I get to the ground. I'm covered in mud all the way to the helmet. Luckily there's no stones here, only mud, so I fall soft. Ella has leaned on her side but on a slope there is just no way I'm going to be able to get her standing by myself. The locals call out on Mauro and tell him what happened, who comes back thinking the worst. I can read his eyes saying "not again, not again". But no harm was made, except perhaps my pride. Such a stupid fall.
We move on and we come accross the highest point in our route, at 3200 meters, where we finally see some snow and we find dusk as well. We're still 24km from the place we know will give us shelter. We need to camp now there's still some light. Even though we are in the highest fucking point in the route. A lady walks by while we're setting camp and tells us to go one kilometer further down the road and ask for lodging. She's scared something might happen to us, this place is not safe.
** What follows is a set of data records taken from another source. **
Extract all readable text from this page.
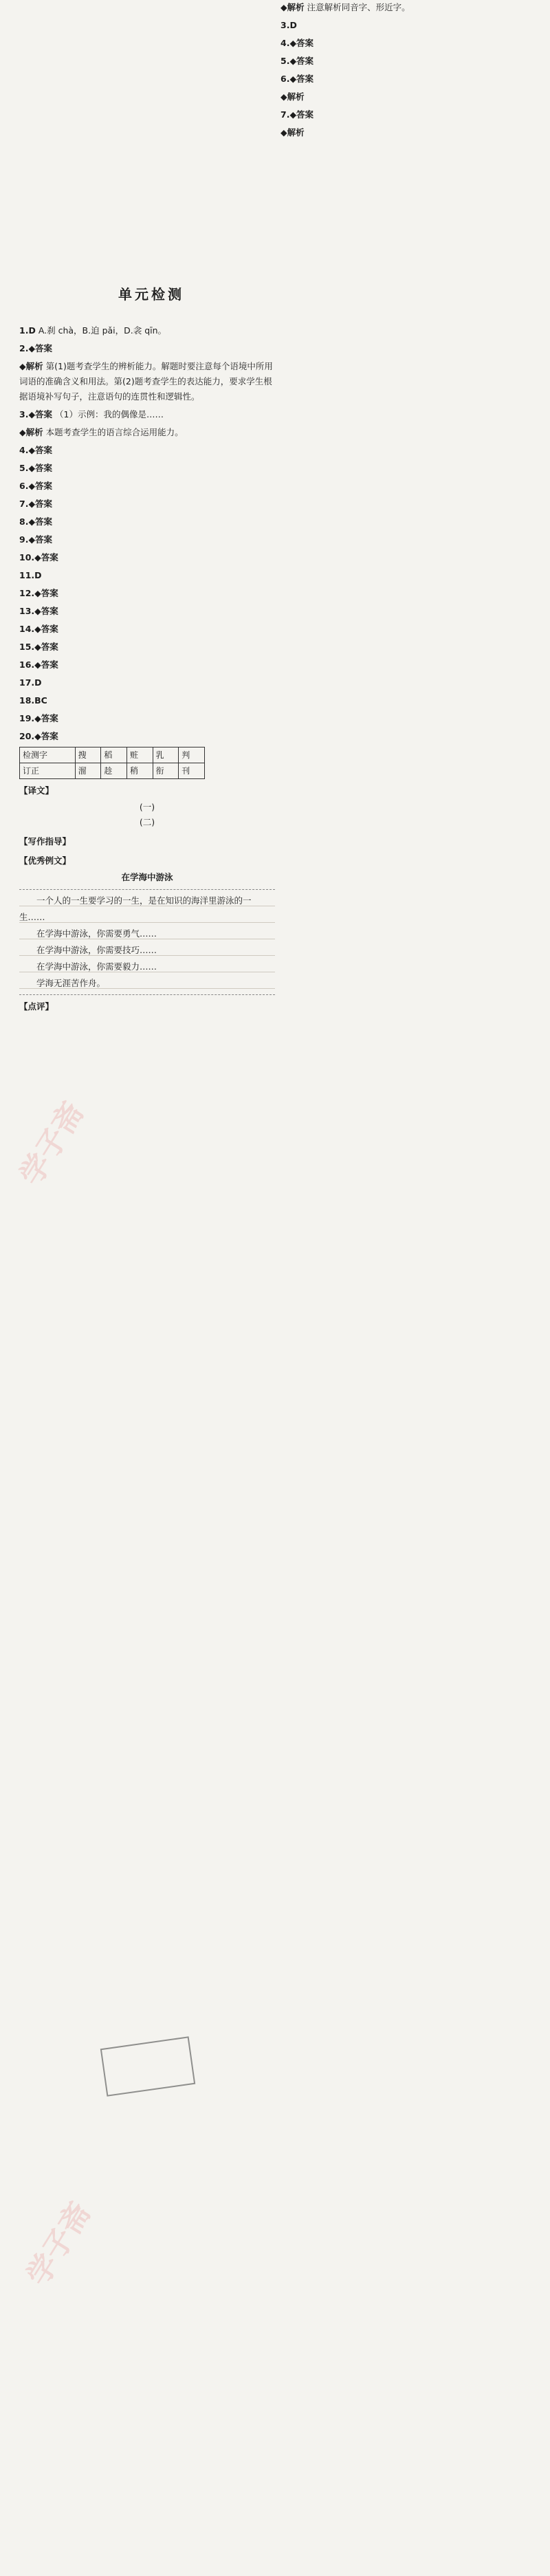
单元检测
◆解析 注意解析同音字、形近字。
3.D
4.◆答案
5.◆答案
6.◆答案
◆解析
7.◆答案
◆解析
1.D A.刹 chà，B.迫 pǎi，D.衾 qīn。
2.◆答案
◆解析 第(1)题考查学生的辨析能力。解题时要注意每个语境中所用词语的准确含义和用法。第(2)题考查学生的表达能力，要求学生根据语境补写句子，注意语句的连贯性和逻辑性。
3.◆答案 （1）示例：我的偶像是……
◆解析 本题考查学生的语言综合运用能力。
4.◆答案
5.◆答案
6.◆答案
7.◆答案
8.◆答案
9.◆答案
10.◆答案
11.D
12.◆答案
13.◆答案
14.◆答案
15.◆答案
16.◆答案
17.D
18.BC
19.◆答案
20.◆答案
检测字	搜	稻	赃	乳	判
订正	溜	趁	稍	衔	刊
【译文】
(一)
(二)
【写作指导】
【优秀例文】
在学海中游泳
一个人的一生要学习的一生，是在知识的海洋里游泳的一生……
在学海中游泳，你需要勇气……
在学海中游泳，你需要技巧……
在学海中游泳，你需要毅力……
学海无涯苦作舟。
【点评】
学子斋
学子斋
So we pack our stuff back and go back to the "road" at night. First gear and really slow. And we keep on going just like that for another 15 kilometers until we get to the backpacker spot we'd heard about. Exhausted, but happy we made it. It's 7pm.
Lessons learnt: we need to pack canned food just in case (we hadn't eaten all day) and we're going to keep ourselves over asphalt as much as possible. Oh, and over off road dirt roads like this, our average is 20km/h.
My leg has a scratch and a big ass bruise, probably because the bike fell on top of it. In the morning it is just fine, but last night it was swollen like nothing I'd ever seen in a human being. The effort after the fall didn't help at all. It doesn't hurt and everything moves to the right places, so it's just the fall. But then again, lesson learnt.